Hep bir şeyler yapmak için çırpınır dururuz. Elbette öyle olmalıdır ve oluyor da. Sadece dünyamız için değil dinimiz için de bir şeyler yapmakla yükümlüyüz.
Fakat öyle ibadetlerimiz vardır ki aslında daha önce yapa geldiklerimizi terk etmek suretiyle yerine getiriyoruz.
Mesela orucumuz. Bir şeyler yapmak suretiyle değil, bir şeyleri yapmamak suretiyle kulluğumuzu yerine getirmiş oluyoruz. Yememek suretiyle, içmemek suretiyle, cinsel ilişkide bulunmamak suretiyle.
Hatta seçkinlerin orucu olan bütün uzuvlarımızı bir anlamda tatil etmek suretiyle Rabbimize kulluğumuzu sunmuş oluyoruz.
Hac ibadetinin giriş noktası olan ihram da aynen böyle değil mi? Daha önce yapa geldiğimiz bazı şeyleri yapmamanın adıdır ihram.
Evet, bazen bir şeyleri yapmamaķ da güzel mi güzeldir. Hele konuşmamak, susuvermek yerine göre ibadetin zirvesi olduğu gibi mutluluğun da zirvesidir.
Geriye dönüp baktığımızda acaba konuştuğumuzdan dolayı duyduğumuz pişmanlıklarımız mı daha çok, sustuğumuzdan dolayı duyduğumuz pişmanlıklar mı?
Yeme içme konusu da aynen böyledir. Bir insan “keşke şunu şunu da yeseydim” diye mi pişmanlık duyacak yoksa “keşke şunu şunu yemeseydim” diye mi pişmanlık duyacak?
Bir insan için kayıpların en büyüğü fıtratını bozmasıdır. Çoğu zaman bir şeyler yapmamak, bir şeyleri terk etmek suretiyle fıtratımızı koruruz.
Âlemlere seçkin kılınan Hz.
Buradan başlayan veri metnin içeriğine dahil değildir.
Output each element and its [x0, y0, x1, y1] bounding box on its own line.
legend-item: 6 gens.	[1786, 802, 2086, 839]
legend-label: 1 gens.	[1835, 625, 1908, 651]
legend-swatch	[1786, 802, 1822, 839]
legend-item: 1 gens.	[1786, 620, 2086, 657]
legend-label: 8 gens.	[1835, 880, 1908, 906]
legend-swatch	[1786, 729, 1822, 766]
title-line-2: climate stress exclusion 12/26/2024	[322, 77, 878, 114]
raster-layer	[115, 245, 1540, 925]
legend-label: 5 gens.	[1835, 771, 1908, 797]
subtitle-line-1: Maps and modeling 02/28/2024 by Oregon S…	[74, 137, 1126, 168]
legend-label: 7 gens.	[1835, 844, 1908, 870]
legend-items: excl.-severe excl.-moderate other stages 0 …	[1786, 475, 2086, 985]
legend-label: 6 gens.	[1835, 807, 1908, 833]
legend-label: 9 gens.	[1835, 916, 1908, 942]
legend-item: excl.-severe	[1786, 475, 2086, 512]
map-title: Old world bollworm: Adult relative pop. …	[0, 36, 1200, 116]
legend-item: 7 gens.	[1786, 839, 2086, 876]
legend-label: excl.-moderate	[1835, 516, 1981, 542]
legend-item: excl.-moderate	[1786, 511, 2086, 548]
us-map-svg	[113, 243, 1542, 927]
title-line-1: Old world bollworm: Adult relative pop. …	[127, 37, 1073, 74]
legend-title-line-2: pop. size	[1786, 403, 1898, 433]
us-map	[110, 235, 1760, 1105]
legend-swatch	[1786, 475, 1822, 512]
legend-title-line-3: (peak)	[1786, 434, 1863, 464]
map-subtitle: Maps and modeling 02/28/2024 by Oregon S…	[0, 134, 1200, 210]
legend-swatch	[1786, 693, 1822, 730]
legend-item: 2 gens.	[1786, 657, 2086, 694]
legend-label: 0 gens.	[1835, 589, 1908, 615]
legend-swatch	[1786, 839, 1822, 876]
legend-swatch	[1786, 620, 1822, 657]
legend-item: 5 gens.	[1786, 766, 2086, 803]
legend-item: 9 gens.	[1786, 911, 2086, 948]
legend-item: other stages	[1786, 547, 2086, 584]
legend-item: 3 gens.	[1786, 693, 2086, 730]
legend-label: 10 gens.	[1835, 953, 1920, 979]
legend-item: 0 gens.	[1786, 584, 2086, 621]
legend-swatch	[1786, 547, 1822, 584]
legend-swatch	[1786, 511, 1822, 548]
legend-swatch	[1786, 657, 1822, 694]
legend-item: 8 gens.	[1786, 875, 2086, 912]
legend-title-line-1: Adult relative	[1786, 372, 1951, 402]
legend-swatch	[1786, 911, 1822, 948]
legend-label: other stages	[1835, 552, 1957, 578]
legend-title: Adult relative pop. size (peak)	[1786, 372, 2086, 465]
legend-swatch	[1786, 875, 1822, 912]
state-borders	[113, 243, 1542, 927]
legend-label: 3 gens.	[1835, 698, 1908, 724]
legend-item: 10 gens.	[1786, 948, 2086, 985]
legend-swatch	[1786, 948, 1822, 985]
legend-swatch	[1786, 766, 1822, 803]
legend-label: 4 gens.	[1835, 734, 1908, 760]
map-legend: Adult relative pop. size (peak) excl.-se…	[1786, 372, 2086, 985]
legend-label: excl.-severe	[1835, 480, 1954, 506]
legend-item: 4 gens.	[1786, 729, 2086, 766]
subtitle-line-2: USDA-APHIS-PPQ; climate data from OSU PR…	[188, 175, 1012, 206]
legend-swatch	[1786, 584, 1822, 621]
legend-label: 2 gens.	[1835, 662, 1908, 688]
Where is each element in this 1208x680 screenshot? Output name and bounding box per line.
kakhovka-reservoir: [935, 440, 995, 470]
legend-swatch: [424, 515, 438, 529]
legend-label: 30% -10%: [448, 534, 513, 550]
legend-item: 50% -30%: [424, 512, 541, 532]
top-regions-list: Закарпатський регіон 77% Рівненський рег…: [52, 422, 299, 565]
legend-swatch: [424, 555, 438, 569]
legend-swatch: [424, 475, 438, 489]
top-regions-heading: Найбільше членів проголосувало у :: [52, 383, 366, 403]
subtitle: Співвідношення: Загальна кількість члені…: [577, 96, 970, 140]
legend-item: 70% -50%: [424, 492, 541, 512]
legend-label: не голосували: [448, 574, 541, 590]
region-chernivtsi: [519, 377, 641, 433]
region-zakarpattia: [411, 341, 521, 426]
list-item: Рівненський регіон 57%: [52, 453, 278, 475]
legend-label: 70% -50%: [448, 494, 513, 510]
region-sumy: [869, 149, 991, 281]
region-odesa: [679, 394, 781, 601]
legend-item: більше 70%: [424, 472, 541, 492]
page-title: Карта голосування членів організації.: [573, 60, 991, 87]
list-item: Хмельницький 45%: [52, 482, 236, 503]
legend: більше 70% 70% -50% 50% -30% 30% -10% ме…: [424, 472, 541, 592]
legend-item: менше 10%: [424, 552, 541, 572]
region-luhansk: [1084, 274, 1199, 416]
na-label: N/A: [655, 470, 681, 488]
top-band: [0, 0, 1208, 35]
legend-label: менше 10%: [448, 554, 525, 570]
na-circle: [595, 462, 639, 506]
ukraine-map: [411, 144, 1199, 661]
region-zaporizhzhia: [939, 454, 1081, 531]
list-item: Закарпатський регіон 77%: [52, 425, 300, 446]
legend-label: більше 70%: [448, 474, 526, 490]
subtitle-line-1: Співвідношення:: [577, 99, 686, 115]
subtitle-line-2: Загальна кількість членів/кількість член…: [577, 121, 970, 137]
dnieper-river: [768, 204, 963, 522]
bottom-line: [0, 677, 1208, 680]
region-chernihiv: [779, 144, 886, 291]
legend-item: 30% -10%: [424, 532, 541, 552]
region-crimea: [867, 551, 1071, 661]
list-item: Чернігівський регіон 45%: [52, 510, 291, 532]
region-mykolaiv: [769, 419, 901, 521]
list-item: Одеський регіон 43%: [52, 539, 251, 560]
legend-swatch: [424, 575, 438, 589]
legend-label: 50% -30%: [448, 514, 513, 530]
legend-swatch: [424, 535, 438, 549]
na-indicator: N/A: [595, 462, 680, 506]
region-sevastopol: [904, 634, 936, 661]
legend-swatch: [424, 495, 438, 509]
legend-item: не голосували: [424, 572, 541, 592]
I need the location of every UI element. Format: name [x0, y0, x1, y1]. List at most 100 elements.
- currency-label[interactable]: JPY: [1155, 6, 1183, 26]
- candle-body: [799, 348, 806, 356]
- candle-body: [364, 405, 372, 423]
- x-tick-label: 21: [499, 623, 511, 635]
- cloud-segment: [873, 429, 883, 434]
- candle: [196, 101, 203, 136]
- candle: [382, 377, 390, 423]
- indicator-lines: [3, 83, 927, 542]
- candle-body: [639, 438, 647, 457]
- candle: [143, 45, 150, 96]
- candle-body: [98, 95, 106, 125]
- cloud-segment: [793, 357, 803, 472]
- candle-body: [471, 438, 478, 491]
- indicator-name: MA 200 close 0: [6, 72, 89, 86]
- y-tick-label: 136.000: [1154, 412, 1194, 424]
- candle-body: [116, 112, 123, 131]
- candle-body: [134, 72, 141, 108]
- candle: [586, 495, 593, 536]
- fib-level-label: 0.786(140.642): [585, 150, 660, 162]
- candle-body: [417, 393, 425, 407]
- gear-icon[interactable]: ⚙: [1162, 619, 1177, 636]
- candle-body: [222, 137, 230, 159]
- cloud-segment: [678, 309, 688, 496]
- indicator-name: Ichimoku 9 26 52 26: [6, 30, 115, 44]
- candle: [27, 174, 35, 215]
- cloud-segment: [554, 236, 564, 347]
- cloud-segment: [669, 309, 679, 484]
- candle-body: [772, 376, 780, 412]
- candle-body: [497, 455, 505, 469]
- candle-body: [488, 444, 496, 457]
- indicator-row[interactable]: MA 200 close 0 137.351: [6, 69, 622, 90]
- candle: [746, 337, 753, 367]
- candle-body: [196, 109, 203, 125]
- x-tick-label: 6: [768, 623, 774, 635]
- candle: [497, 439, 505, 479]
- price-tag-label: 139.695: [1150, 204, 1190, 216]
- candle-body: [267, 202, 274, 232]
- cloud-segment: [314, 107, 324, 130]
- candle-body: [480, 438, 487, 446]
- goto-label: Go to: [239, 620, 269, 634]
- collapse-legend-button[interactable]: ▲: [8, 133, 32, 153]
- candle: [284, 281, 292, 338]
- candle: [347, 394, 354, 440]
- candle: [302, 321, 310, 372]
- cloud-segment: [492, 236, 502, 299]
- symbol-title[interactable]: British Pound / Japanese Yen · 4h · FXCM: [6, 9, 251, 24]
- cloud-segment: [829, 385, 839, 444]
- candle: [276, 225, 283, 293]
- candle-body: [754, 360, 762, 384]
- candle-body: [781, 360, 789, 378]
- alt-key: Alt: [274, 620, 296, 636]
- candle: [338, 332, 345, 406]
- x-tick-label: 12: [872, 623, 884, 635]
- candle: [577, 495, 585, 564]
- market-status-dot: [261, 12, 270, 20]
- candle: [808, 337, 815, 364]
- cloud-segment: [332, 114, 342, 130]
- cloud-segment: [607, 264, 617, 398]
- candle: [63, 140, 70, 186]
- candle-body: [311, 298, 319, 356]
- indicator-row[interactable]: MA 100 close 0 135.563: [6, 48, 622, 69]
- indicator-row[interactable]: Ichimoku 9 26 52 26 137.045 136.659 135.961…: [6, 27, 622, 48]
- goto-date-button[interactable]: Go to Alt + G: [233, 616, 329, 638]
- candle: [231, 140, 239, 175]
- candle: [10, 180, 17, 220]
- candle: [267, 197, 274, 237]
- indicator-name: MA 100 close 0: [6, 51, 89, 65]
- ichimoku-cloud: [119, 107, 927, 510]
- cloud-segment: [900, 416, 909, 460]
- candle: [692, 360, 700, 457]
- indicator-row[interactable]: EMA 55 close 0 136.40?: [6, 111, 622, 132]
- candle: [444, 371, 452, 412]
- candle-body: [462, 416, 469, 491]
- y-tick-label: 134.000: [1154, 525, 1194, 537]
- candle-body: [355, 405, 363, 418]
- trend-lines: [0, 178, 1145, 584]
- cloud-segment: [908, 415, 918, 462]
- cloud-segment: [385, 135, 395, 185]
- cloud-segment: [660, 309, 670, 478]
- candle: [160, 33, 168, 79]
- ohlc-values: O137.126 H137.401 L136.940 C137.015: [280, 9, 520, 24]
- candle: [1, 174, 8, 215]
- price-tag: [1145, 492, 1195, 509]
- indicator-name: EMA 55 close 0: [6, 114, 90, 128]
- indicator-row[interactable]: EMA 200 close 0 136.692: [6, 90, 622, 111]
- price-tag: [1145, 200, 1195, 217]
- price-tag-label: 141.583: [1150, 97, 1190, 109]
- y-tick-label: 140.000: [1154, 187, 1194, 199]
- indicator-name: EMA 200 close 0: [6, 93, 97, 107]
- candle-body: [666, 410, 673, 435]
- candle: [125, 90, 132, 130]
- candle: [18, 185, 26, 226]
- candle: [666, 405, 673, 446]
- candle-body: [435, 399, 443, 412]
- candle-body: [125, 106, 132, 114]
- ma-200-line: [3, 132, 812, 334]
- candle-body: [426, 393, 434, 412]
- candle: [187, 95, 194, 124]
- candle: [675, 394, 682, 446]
Meryem validemiz bu makama bir şeyler yapmak suretiyle değil bir şeyleri terk ederek, mevcudu koruyarak yükselmiştir.
Fıtrat deyip geçmeyelim, ne müthiş bir sermaye olduğunun farkına varmaya çalışalım. Fıtrata müdahale de genellikle bir şeyler yapmak suretiyle gerçekleşiyor.
İnşaallah ‘bir şeyler yapmamayı' tembellikle karıştırmamışsınızdır.
Evet, bazen böyle konuşmayıp sustuğunuzda kazanacaksınız, gözünüzü yumup bakmadığınızda kazanacaksınız, kalbinizi başka şeylere açmadığınızda kazanacaksınız, yemediğinizde, içmediğinizde kazanacaksınız.